A. If that pipeline is built it will reduce the cost of transporting Canadian crude to the Gulf Coast by $3 a barrel. So presumably the price of Canadian heavy oil will increase by $3 a barrel compared to foreign competition, which is what the Gulf Coast refiners are running now. So that will increase the cost of our crude oil at our Minnesota refinery by $3 a barrel. We run 250,000 barrels a day of it, so that will cost us $750,000 a day, which is a little less than $300 million a year. But we’re still in favor of it because it makes good sense.

Q. Ah, but you have millions of acres of heavy oil reserves in Canada yourself.

A. First of all we don’t develop oil in Canada. If we find something with reserves or have acreage that goes up in price we sell it. So we approach it more as a trading vehicle. And our total production of heavy oil in Canada is less than 100 barrels a day. Take 50 barrels a day of production and we import 250,000 barrels a day, what are the odds that that acreage is going to be producing 250,000 barrels a day? It’s ludicrous.

SUCCESSION AND PERSONAL LIFE

Koch turns 80 in November, and while still very much in charge at Koch Industries, he has to think about succession. His son Chase, 38, a graduate of Texas A&M, runs Koch’s agronomics division, which develops crops that use fewer resources like water and fertilizer. His daughter Elizabeth, who graduated from Princeton, runs a boutique publishing company called Catapult.

Q. You’re 79, what can you tell us about your son Chase and succession?

A. I’m proud of him.

Q. Typically you move somebody being groomed for top leadership around more in the company.

A. He’s worked in a number of different areas. We try to run a meritocracy. Whatever position Chase has he has to earn, he has to be the best one to hold that position and get whatever compensation he’s getting. We have succession, we have a lot of great talent in the company, the best we’ve ever had, with great values, so we’re in good shape there were I to vanish tomorrow.

Q. And if you were to vanish tomorrow, who’d own the company?

A. It will be clear on who owns it. I own 40%, so mine will be clear. And I think David got his set up, and Elaine Marshall (whose family owns 16%) has hers set up.

Q. So it won’t be a foundation?

A. No.

Q. Have you taken the Warren Buffett pledge to give it all away?

A. I’ve already done my estate planning, so all the rest of mine will go to my foundations. So I don’t need to do any pledge, I’ve already done it.

Q. Your daughter Elizabeth is building a publishing company -- does she have your management chops?

A. I don’t know, she’s a much better writer than I am. She’s terrific. I’m really proud of both my kids. They have great values, they treat other people with dignity and respect and great work ethic.

Q. Looking back, what was your first really big deal, the one that had it failed, there would be no Koch Industries today?
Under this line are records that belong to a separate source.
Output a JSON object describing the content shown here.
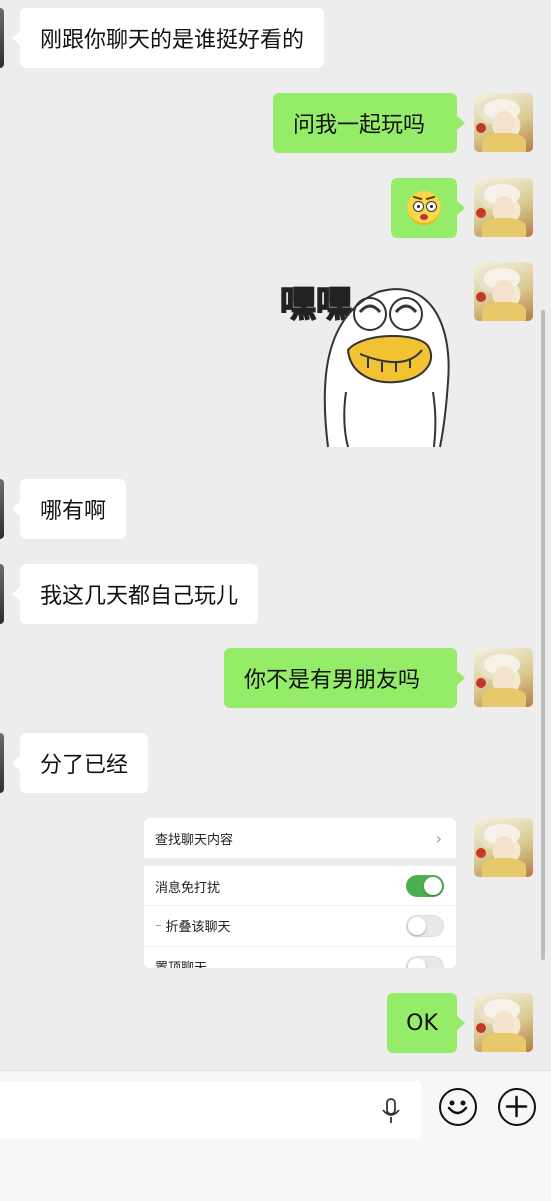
{
  "messages": [
    {
      "side": "left",
      "text": "刚跟你聊天的是谁挺好看的"
    },
    {
      "side": "right",
      "text": "问我一起玩吗"
    },
    {
      "side": "right",
      "type": "emoji-sticker",
      "sticker": "dizzy-face-emoji"
    },
    {
      "side": "right",
      "type": "image-sticker",
      "sticker": "duck-laughing-sticker",
      "caption": "嘿嘿"
    },
    {
      "side": "left",
      "text": "哪有啊"
    },
    {
      "side": "left",
      "text": "我这几天都自己玩儿"
    },
    {
      "side": "right",
      "text": "你不是有男朋友吗"
    },
    {
      "side": "left",
      "text": "分了已经"
    },
    {
      "side": "right",
      "type": "screenshot",
      "settings": {
        "search_label": "查找聊天内容",
        "items": [
          {
            "label": "消息免打扰",
            "toggle": "on"
          },
          {
            "label": "折叠该聊天",
            "toggle": "off"
          },
          {
            "label": "置顶聊天",
            "toggle": "off"
          }
        ]
      }
    },
    {
      "side": "right",
      "text": "OK"
    }
  ],
  "input_bar": {
    "placeholder": "",
    "voice_icon": "microphone-icon",
    "emoji_icon": "smiley-icon",
    "plus_icon": "plus-icon"
  },
  "colors": {
    "background": "#ededed",
    "sent_bubble": "#95ec69",
    "received_bubble": "#ffffff",
    "toggle_on": "#4caf50"
  }
}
A. (In 1969 he made a deal with J. Howard Marshall II to gain control of Great Northern Oil Co. and paid $25 million to buy out Union Oil’s 40% interest.) That was a whole lot of money for us then. (Marshall agreed to accept Koch Industries stock instead of cash, even though the precise exchange rate couldn’t be established because that would make it a taxable event.) We said, “We’ll be fair later.” How many people would agree to that? When he had the swing vote which he could have sold for a big premium then? But bless his heart, he trusted me.